As parents we receive money for working, in the form of salary, bonus, overtime, profits and raises. The harder we work and the better we perform in our careers the reward is usually financial. One of your child's jobs is to do well in school, therefore a system designed to financially reward them for good performance is not substantially different than the one we live in as adults. If you establish this reward system relating to allowances, be certain that there are financial disincentives as well as rewards for the level of performance. These disincentives/rewards should be ironclad in design, and strictly followed.
Some kids will save on their own; in fact some are little hoarders. It's almost hard to get them to spend money. These children may want a savings account with the local bank or credit union to discover how to make their money grow. Kids who don't want to save will need extra encouragement. Require them to save a percentage of their allowance, but try to make saving fun. For example, have them save their money in a fun piggy bank, something simple so they can see their money grow. When they save enough, help them make their own purchases so they see themselves being rewarded.

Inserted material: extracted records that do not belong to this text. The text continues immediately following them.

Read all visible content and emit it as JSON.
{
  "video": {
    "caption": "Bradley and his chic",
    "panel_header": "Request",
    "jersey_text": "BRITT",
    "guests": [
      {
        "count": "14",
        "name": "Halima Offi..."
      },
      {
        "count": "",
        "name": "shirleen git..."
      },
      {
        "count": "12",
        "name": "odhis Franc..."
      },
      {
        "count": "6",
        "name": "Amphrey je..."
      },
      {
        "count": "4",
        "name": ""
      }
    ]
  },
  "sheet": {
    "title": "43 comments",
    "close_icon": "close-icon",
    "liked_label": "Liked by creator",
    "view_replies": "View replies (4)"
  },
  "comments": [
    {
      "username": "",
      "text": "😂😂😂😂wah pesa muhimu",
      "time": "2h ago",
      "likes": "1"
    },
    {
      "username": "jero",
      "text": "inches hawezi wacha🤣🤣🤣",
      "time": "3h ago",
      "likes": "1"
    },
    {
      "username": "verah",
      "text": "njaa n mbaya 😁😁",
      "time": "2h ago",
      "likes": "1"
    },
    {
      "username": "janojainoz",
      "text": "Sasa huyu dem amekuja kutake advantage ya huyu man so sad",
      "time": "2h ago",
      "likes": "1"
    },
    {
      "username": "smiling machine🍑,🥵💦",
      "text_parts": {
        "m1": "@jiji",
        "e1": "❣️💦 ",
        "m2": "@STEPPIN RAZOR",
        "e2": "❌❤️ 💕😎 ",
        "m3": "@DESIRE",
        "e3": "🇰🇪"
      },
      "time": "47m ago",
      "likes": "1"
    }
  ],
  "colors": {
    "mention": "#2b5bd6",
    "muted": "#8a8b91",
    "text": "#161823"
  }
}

Another incentive is to match what they save. This can motivate kids, especially if they're saving for something costly. It gives them an incentive to accumulate a certain balance. Parents often want older teens to save for long-term goals like a ski trip, a new car, college or a down payment on a first house.
Parents should involve their children, at an age that makes sense, in family decision-making about finances such as purchasing a new vehicle or saving for a vacation. If you're setting money aside for a long-term goal such as buying a house or a new car, involve your children. If money is invested in the stock market, let your children know so they learn about the stock market. Be open about finances. Each parent will determine how much of the family finances will be shared with the children and the age which this is appropriate.
Allowance isn't a one-size-fits-all issue. It's something parents and children alike will need to work through. The important thing is communication. That's how kids learn these financial skills.